Standing committee of the Senate of Canada

The Senate Standing Committee on Foreign Affairs and International Trade (AEFA) (Commité permanent du Sénat des Affaires étrangères et commerce international) is a standing committee of the Senate of Canada, active since 1938. As a standing committee, the rules of the Senate re-establish the committee at the opening of every new session (otherwise the committee would permanently dissolve).

==Role==
The Standing Senate Committee on Foreign Affairs and International Trade is mandated to study matters relating to foreign relations and international trade generally.
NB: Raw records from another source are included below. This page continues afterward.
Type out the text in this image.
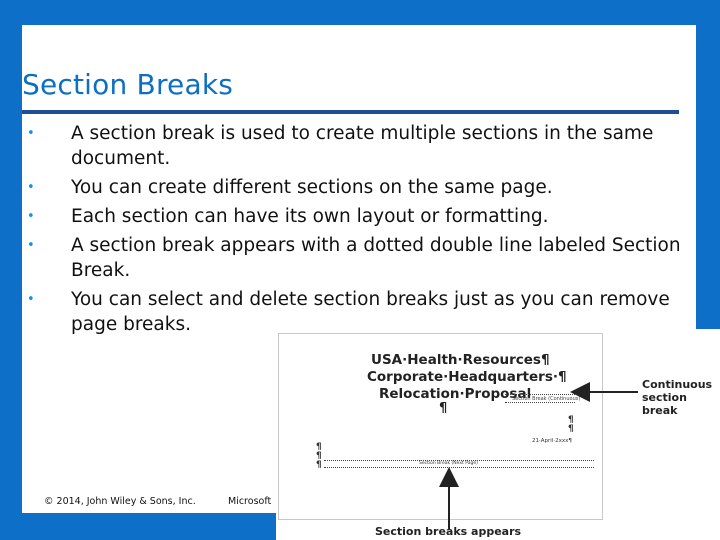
Section Breaks
• A section break is used to create multiple sections in the same document.
• You can create different sections on the same page.
• Each section can have its own layout or formatting.
• A section break appears with a dotted double line labeled Section Break.
• You can select and delete section breaks just as you can remove page breaks.
© 2014, John Wiley & Sons, Inc.	Microsoft
USA·Health·Resources¶
Corporate·Headquarters·¶
Relocation·Proposal
¶
Section Break (Continuous)
¶
¶
21·April·2xxx¶
¶
¶
¶	Section Break (Next Page)
Continuous section break
Section breaks appears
The committee has conducted studies and examined bills related to foreign policy, diplomacy, international crises, armed conflicts, peace and stability, economic sanctions, foreign aid as well as international trade.

== Members ==
As of 45th Canadian Parliament:

| Caucus |  | Member | Province |
|---|---|---|---|
|  | Independent Senators Group | Peter Boehm, chair | ON |
|  | Progressive Senate Group | Peter Harder, deputy chair | ON |
|  | Canadian Senators Group | Charles Adler | MB |
|  | Canadian Senators Group | Mohammad Al Zaibak | ON |
|  | Conservative | Salma Ataullahjan | ON |
|  | Independent Senators Group | Mary Coyle | NS |
|  | Progressive Senate Group | Amina Gerba | QC |
|  | Independent Senators Group | Martine Hébert | QC |
|  | Conservative | Michael L. MacDonald | NS |
|  | Independent Senators Group | Mohamed-Iqbal Ravalia | NL |
|  | Progressive Senate Group | Duncan Wilson | BC |
|  | Independent Senators Group | Yuen Pau Woo | BC |

The Representative of the Government in the Senate and Leader of the Opposition in the Senate are both ex-officio members of the committee.